Coarse language.
Ireland, UK, USA 2016
Director: John Carney
Featuring: Ferdia Walsh-Peelo, Lucy Boynton, Mark McKenna
Running time: 105 minutes
Original review: Guy Lodge, Variety
Extracted by: Robin Claxton
Sing Street is a heart-melting adolescent romance that gives teenage garage bands everywhere a better name and gets away with even its cutesiest indulgences thanks to a wholly lovable ensemble of young Irish talent and the tightest pop tunes.
Connor, a well-to-do Dubliner relocated to a rough-edged boys’ school when his parents hit the financial skids decides that music is the way to the heart of Raphina – a preternaturally cool teen. The year is 1985, and Connor is in thrall to Duran Duran’s louche “Rio” video.
With the help of fellow school misfits, he cobbles together the eponymous tribute band Sing Street. Shortly afterwards they realise that performing original material is the way forward.
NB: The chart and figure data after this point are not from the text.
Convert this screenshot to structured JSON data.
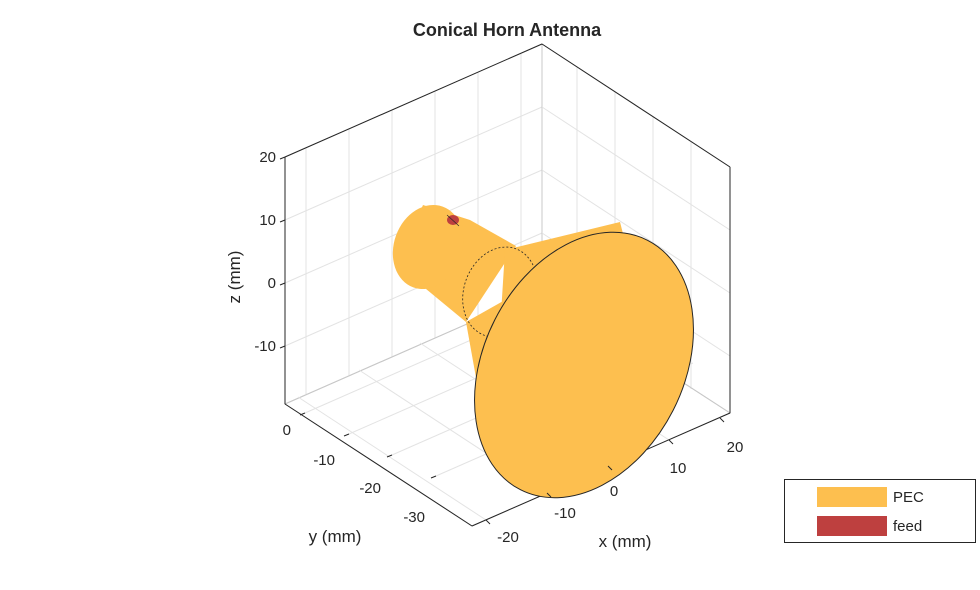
{
  "chart_data": {
    "type": "3d-geometry",
    "title": "Conical Horn Antenna",
    "xlabel": "x (mm)",
    "ylabel": "y (mm)",
    "zlabel": "z (mm)",
    "x_ticks": [
      "-20",
      "-10",
      "0",
      "10",
      "20"
    ],
    "y_ticks": [
      "0",
      "-10",
      "-20",
      "-30"
    ],
    "z_ticks": [
      "20",
      "10",
      "0",
      "-10"
    ],
    "grid": true,
    "legend_position": "bottom-right",
    "legend": [
      {
        "name": "PEC",
        "color": "#FDBF4F"
      },
      {
        "name": "feed",
        "color": "#BE403F"
      }
    ]
  }
}
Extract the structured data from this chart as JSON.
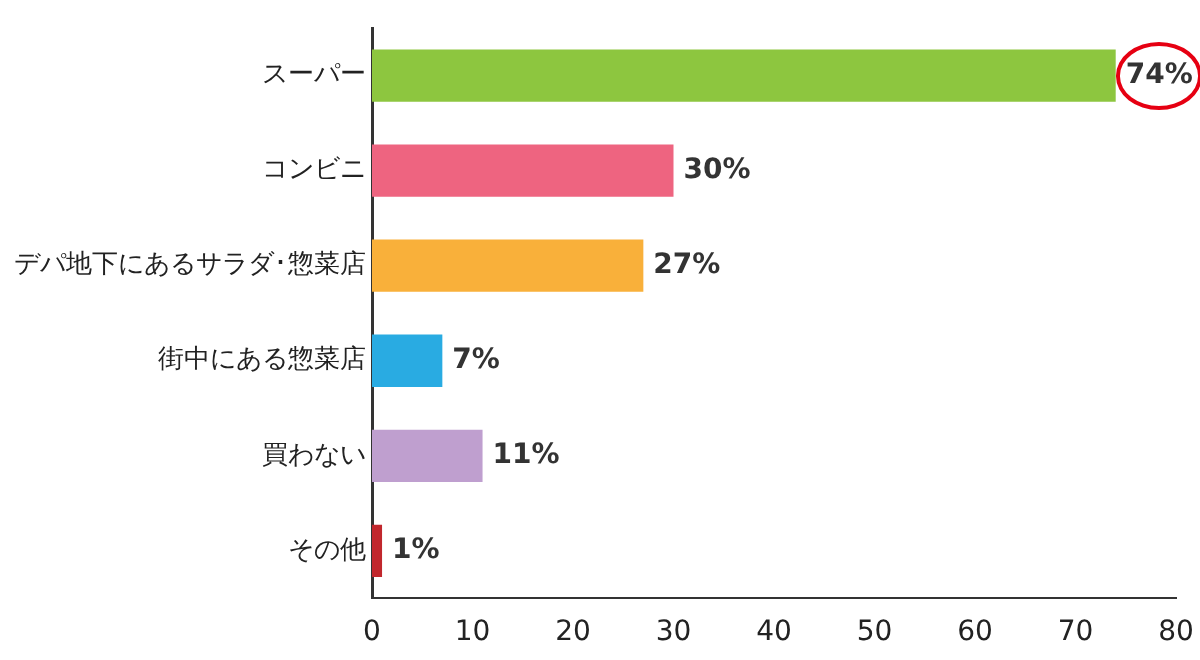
{
  "chart_data": {
    "type": "bar",
    "orientation": "horizontal",
    "categories": [
      "スーパー",
      "コンビニ",
      "デパ地下にあるサラダ･惣菜店",
      "街中にある惣菜店",
      "買わない",
      "その他"
    ],
    "values": [
      74,
      30,
      27,
      7,
      11,
      1
    ],
    "colors": [
      "#8dc63f",
      "#ee6480",
      "#f9b03a",
      "#29abe2",
      "#bf9fcf",
      "#c1272d"
    ],
    "value_labels": [
      "74%",
      "30%",
      "27%",
      "7%",
      "11%",
      "1%"
    ],
    "xlim": [
      0,
      80
    ],
    "xticks": [
      0,
      10,
      20,
      30,
      40,
      50,
      60,
      70,
      80
    ],
    "grid": false,
    "legend": false
  }
}
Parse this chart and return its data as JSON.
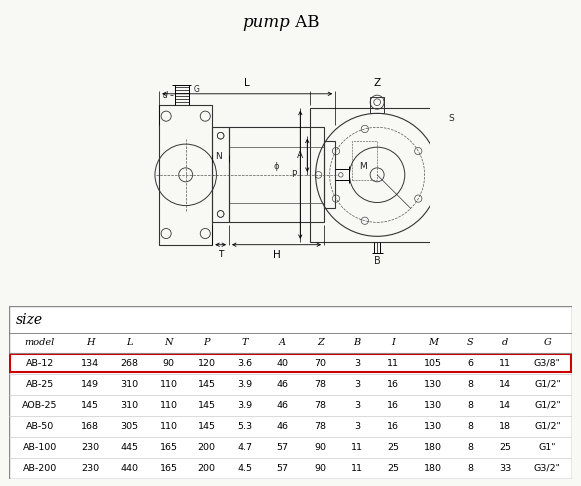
{
  "title_italic": "pump",
  "title_normal": " AB",
  "bg_color": "#f8f8f5",
  "table_title": "size",
  "columns": [
    "model",
    "H",
    "L",
    "N",
    "P",
    "T",
    "A",
    "Z",
    "B",
    "I",
    "M",
    "S",
    "d",
    "G"
  ],
  "rows": [
    [
      "AB-12",
      "134",
      "268",
      "90",
      "120",
      "3.6",
      "40",
      "70",
      "3",
      "11",
      "105",
      "6",
      "11",
      "G3/8\""
    ],
    [
      "AB-25",
      "149",
      "310",
      "110",
      "145",
      "3.9",
      "46",
      "78",
      "3",
      "16",
      "130",
      "8",
      "14",
      "G1/2\""
    ],
    [
      "AOB-25",
      "145",
      "310",
      "110",
      "145",
      "3.9",
      "46",
      "78",
      "3",
      "16",
      "130",
      "8",
      "14",
      "G1/2\""
    ],
    [
      "AB-50",
      "168",
      "305",
      "110",
      "145",
      "5.3",
      "46",
      "78",
      "3",
      "16",
      "130",
      "8",
      "18",
      "G1/2\""
    ],
    [
      "AB-100",
      "230",
      "445",
      "165",
      "200",
      "4.7",
      "57",
      "90",
      "11",
      "25",
      "180",
      "8",
      "25",
      "G1\""
    ],
    [
      "AB-200",
      "230",
      "440",
      "165",
      "200",
      "4.5",
      "57",
      "90",
      "11",
      "25",
      "180",
      "8",
      "33",
      "G3/2\""
    ]
  ],
  "highlighted_row": 0,
  "highlight_color": "#cc0000"
}
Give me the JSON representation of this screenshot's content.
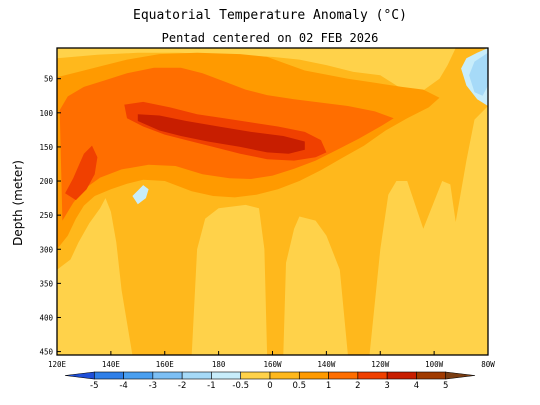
{
  "chart_data": {
    "type": "heatmap",
    "title": "Equatorial Temperature Anomaly (°C)",
    "subtitle": "Pentad centered on 02 FEB 2026",
    "xlabel": "",
    "ylabel": "Depth (meter)",
    "x_tick_labels": [
      "120E",
      "140E",
      "160E",
      "180",
      "160W",
      "140W",
      "120W",
      "100W",
      "80W"
    ],
    "x_tick_values": [
      120,
      140,
      160,
      180,
      200,
      220,
      240,
      260,
      280
    ],
    "xlim": [
      120,
      280
    ],
    "y_tick_values": [
      50,
      100,
      150,
      200,
      250,
      300,
      350,
      400,
      450
    ],
    "ylim": [
      455,
      5
    ],
    "y_inverted": true,
    "colorbar": {
      "labels": [
        "-5",
        "-4",
        "-3",
        "-2",
        "-1",
        "-0.5",
        "0",
        "0.5",
        "1",
        "2",
        "3",
        "4",
        "5"
      ],
      "levels": [
        -5,
        -4,
        -3,
        -2,
        -1,
        -0.5,
        0,
        0.5,
        1,
        2,
        3,
        4,
        5
      ],
      "colors": [
        "#1f4fd8",
        "#2f7fe8",
        "#4a9ff0",
        "#7cbff5",
        "#a6daf8",
        "#c8edfb",
        "#ffd24a",
        "#ffb81c",
        "#ff9a00",
        "#ff6e00",
        "#f04000",
        "#c81e00",
        "#a03a00",
        "#7a3d12"
      ]
    },
    "contours": [
      {
        "level": 0.5,
        "points": [
          [
            120,
            330
          ],
          [
            125,
            315
          ],
          [
            128,
            290
          ],
          [
            132,
            262
          ],
          [
            136,
            240
          ],
          [
            138,
            225
          ],
          [
            140,
            245
          ],
          [
            142,
            290
          ],
          [
            144,
            360
          ],
          [
            148,
            455
          ],
          [
            170,
            455
          ],
          [
            172,
            300
          ],
          [
            175,
            255
          ],
          [
            180,
            240
          ],
          [
            190,
            235
          ],
          [
            195,
            240
          ],
          [
            197,
            300
          ],
          [
            198,
            455
          ],
          [
            204,
            455
          ],
          [
            205,
            320
          ],
          [
            208,
            270
          ],
          [
            210,
            252
          ],
          [
            216,
            258
          ],
          [
            220,
            280
          ],
          [
            225,
            330
          ],
          [
            228,
            455
          ],
          [
            236,
            455
          ],
          [
            240,
            300
          ],
          [
            243,
            220
          ],
          [
            246,
            200
          ],
          [
            250,
            200
          ],
          [
            256,
            270
          ],
          [
            260,
            230
          ],
          [
            263,
            200
          ],
          [
            266,
            205
          ],
          [
            268,
            260
          ],
          [
            272,
            170
          ],
          [
            275,
            110
          ],
          [
            280,
            90
          ],
          [
            280,
            5
          ],
          [
            268,
            5
          ],
          [
            265,
            30
          ],
          [
            262,
            50
          ],
          [
            255,
            70
          ],
          [
            248,
            65
          ],
          [
            240,
            45
          ],
          [
            230,
            40
          ],
          [
            220,
            30
          ],
          [
            210,
            22
          ],
          [
            200,
            18
          ],
          [
            185,
            15
          ],
          [
            165,
            12
          ],
          [
            150,
            12
          ],
          [
            135,
            15
          ],
          [
            120,
            20
          ]
        ]
      },
      {
        "level": 1,
        "points": [
          [
            120,
            300
          ],
          [
            124,
            280
          ],
          [
            127,
            255
          ],
          [
            130,
            236
          ],
          [
            134,
            222
          ],
          [
            140,
            212
          ],
          [
            146,
            204
          ],
          [
            152,
            198
          ],
          [
            160,
            200
          ],
          [
            170,
            215
          ],
          [
            178,
            222
          ],
          [
            186,
            224
          ],
          [
            194,
            220
          ],
          [
            202,
            212
          ],
          [
            210,
            200
          ],
          [
            218,
            184
          ],
          [
            226,
            166
          ],
          [
            234,
            148
          ],
          [
            242,
            126
          ],
          [
            250,
            108
          ],
          [
            258,
            92
          ],
          [
            262,
            78
          ],
          [
            256,
            66
          ],
          [
            248,
            62
          ],
          [
            238,
            56
          ],
          [
            228,
            50
          ],
          [
            220,
            44
          ],
          [
            212,
            38
          ],
          [
            205,
            28
          ],
          [
            198,
            18
          ],
          [
            188,
            14
          ],
          [
            172,
            12
          ],
          [
            158,
            14
          ],
          [
            146,
            22
          ],
          [
            136,
            32
          ],
          [
            128,
            40
          ],
          [
            120,
            48
          ]
        ]
      },
      {
        "level": 2,
        "points": [
          [
            122,
            258
          ],
          [
            126,
            232
          ],
          [
            130,
            212
          ],
          [
            136,
            195
          ],
          [
            144,
            183
          ],
          [
            154,
            176
          ],
          [
            164,
            178
          ],
          [
            174,
            190
          ],
          [
            184,
            196
          ],
          [
            192,
            197
          ],
          [
            200,
            192
          ],
          [
            208,
            182
          ],
          [
            216,
            170
          ],
          [
            224,
            154
          ],
          [
            232,
            138
          ],
          [
            240,
            120
          ],
          [
            245,
            108
          ],
          [
            238,
            98
          ],
          [
            228,
            90
          ],
          [
            218,
            85
          ],
          [
            208,
            80
          ],
          [
            198,
            74
          ],
          [
            190,
            66
          ],
          [
            182,
            54
          ],
          [
            174,
            42
          ],
          [
            166,
            34
          ],
          [
            156,
            34
          ],
          [
            146,
            42
          ],
          [
            138,
            52
          ],
          [
            130,
            62
          ],
          [
            124,
            76
          ],
          [
            121,
            96
          ]
        ]
      },
      {
        "level": 3,
        "points": [
          [
            146,
            108
          ],
          [
            152,
            120
          ],
          [
            160,
            132
          ],
          [
            168,
            140
          ],
          [
            178,
            150
          ],
          [
            188,
            160
          ],
          [
            198,
            168
          ],
          [
            208,
            170
          ],
          [
            216,
            165
          ],
          [
            220,
            158
          ],
          [
            218,
            140
          ],
          [
            212,
            128
          ],
          [
            202,
            120
          ],
          [
            192,
            114
          ],
          [
            182,
            108
          ],
          [
            172,
            102
          ],
          [
            162,
            92
          ],
          [
            152,
            84
          ],
          [
            145,
            88
          ]
        ]
      },
      {
        "level": 4,
        "points": [
          [
            150,
            112
          ],
          [
            158,
            126
          ],
          [
            166,
            134
          ],
          [
            176,
            142
          ],
          [
            188,
            150
          ],
          [
            198,
            158
          ],
          [
            206,
            160
          ],
          [
            212,
            154
          ],
          [
            212,
            142
          ],
          [
            204,
            134
          ],
          [
            192,
            128
          ],
          [
            180,
            120
          ],
          [
            168,
            112
          ],
          [
            158,
            104
          ],
          [
            150,
            102
          ]
        ]
      },
      {
        "level": 3,
        "points": [
          [
            123,
            218
          ],
          [
            126,
            196
          ],
          [
            128,
            178
          ],
          [
            130,
            160
          ],
          [
            133,
            148
          ],
          [
            135,
            165
          ],
          [
            134,
            190
          ],
          [
            131,
            212
          ],
          [
            127,
            228
          ]
        ]
      },
      {
        "level": -0.5,
        "points": [
          [
            280,
            5
          ],
          [
            280,
            90
          ],
          [
            276,
            80
          ],
          [
            272,
            60
          ],
          [
            270,
            35
          ],
          [
            272,
            20
          ],
          [
            276,
            12
          ]
        ]
      },
      {
        "level": -1,
        "points": [
          [
            280,
            12
          ],
          [
            280,
            60
          ],
          [
            278,
            75
          ],
          [
            275,
            70
          ],
          [
            273,
            45
          ],
          [
            275,
            25
          ]
        ]
      },
      {
        "level": -0.5,
        "points": [
          [
            148,
            222
          ],
          [
            150,
            214
          ],
          [
            152,
            206
          ],
          [
            154,
            212
          ],
          [
            153,
            225
          ],
          [
            150,
            234
          ]
        ]
      }
    ]
  }
}
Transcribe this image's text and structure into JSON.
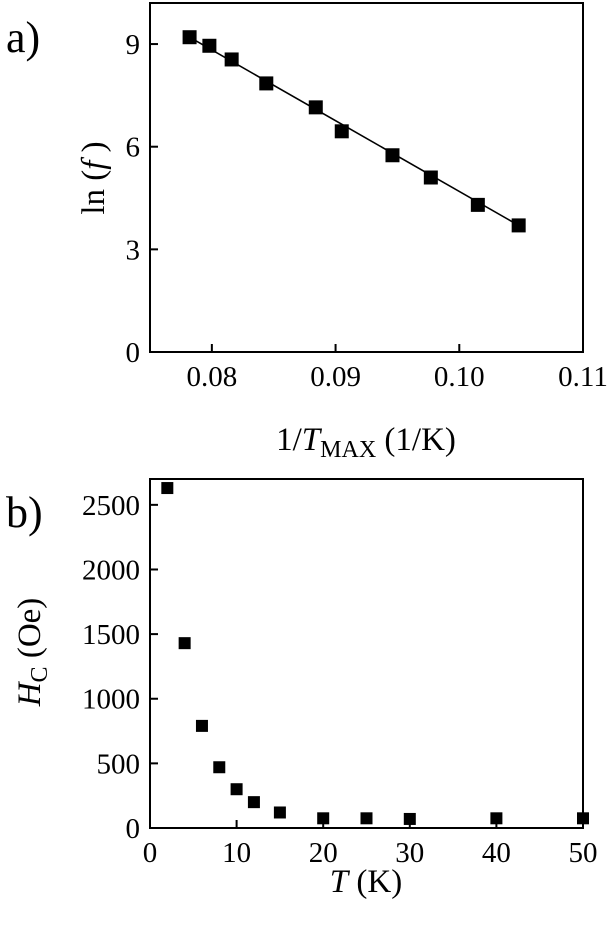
{
  "chart_data": [
    {
      "panel": "a)",
      "type": "scatter",
      "x": [
        0.0782,
        0.0798,
        0.0816,
        0.0844,
        0.0884,
        0.0905,
        0.0946,
        0.0977,
        0.1015,
        0.1048
      ],
      "y": [
        9.2,
        8.95,
        8.55,
        7.85,
        7.15,
        6.45,
        5.75,
        5.1,
        4.3,
        3.7
      ],
      "fit_line": {
        "x": [
          0.0782,
          0.1048
        ],
        "y": [
          9.2,
          3.7
        ]
      },
      "xlim": [
        0.075,
        0.11
      ],
      "ylim": [
        0,
        10.2
      ],
      "xticks": [
        0.08,
        0.09,
        0.1,
        0.11
      ],
      "xtick_labels": [
        "0.08",
        "0.09",
        "0.10",
        "0.11"
      ],
      "yticks": [
        0,
        3,
        6,
        9
      ],
      "ytick_labels": [
        "0",
        "3",
        "6",
        "9"
      ],
      "xlabel": {
        "pre": "1/",
        "var": "T",
        "sub": "MAX",
        "post": " (1/K)"
      },
      "ylabel": {
        "pre": "ln (",
        "var": "f",
        "post": " )"
      },
      "grid": false,
      "legend": "none"
    },
    {
      "panel": "b)",
      "type": "scatter",
      "x": [
        2,
        4,
        6,
        8,
        10,
        12,
        15,
        20,
        25,
        30,
        40,
        50
      ],
      "y": [
        2630,
        1430,
        790,
        470,
        300,
        200,
        120,
        75,
        75,
        70,
        75,
        75
      ],
      "xlim": [
        0,
        50
      ],
      "ylim": [
        0,
        2700
      ],
      "xticks": [
        0,
        10,
        20,
        30,
        40,
        50
      ],
      "xtick_labels": [
        "0",
        "10",
        "20",
        "30",
        "40",
        "50"
      ],
      "yticks": [
        0,
        500,
        1000,
        1500,
        2000,
        2500
      ],
      "ytick_labels": [
        "0",
        "500",
        "1000",
        "1500",
        "2000",
        "2500"
      ],
      "xlabel": {
        "var": "T",
        "post": " (K)"
      },
      "ylabel": {
        "var": "H",
        "sub": "C",
        "post": " (Oe)"
      },
      "grid": false,
      "legend": "none"
    }
  ]
}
They are soon cooking up catchy songs like “The Riddle of the Model”. Raphina, enlisted as the star of the songs hilariously lo-fi video, is halfway impressed.
As in “Once” and “Begin Again” Sing Street’s songs don’t merely score or articulate dramatic events; they’re dramatic events in themselves often shown in an array of compositional stages that mark the shifting and strengthening nature of the relationships between those by whom, and to whom, they’re performed.
Sing Street is a love story and not one between musicians: The ebb and flow of creative collaboration is secondary to the more conventional push-pull of boy-meets-girl drama. Never the less the truest and most tear-jerking relationship is that between Connor and his lank-haired college-dropout brother.
A closing credit dedication “For brothers everywhere” is a sentimental gesture that feels fairly earned.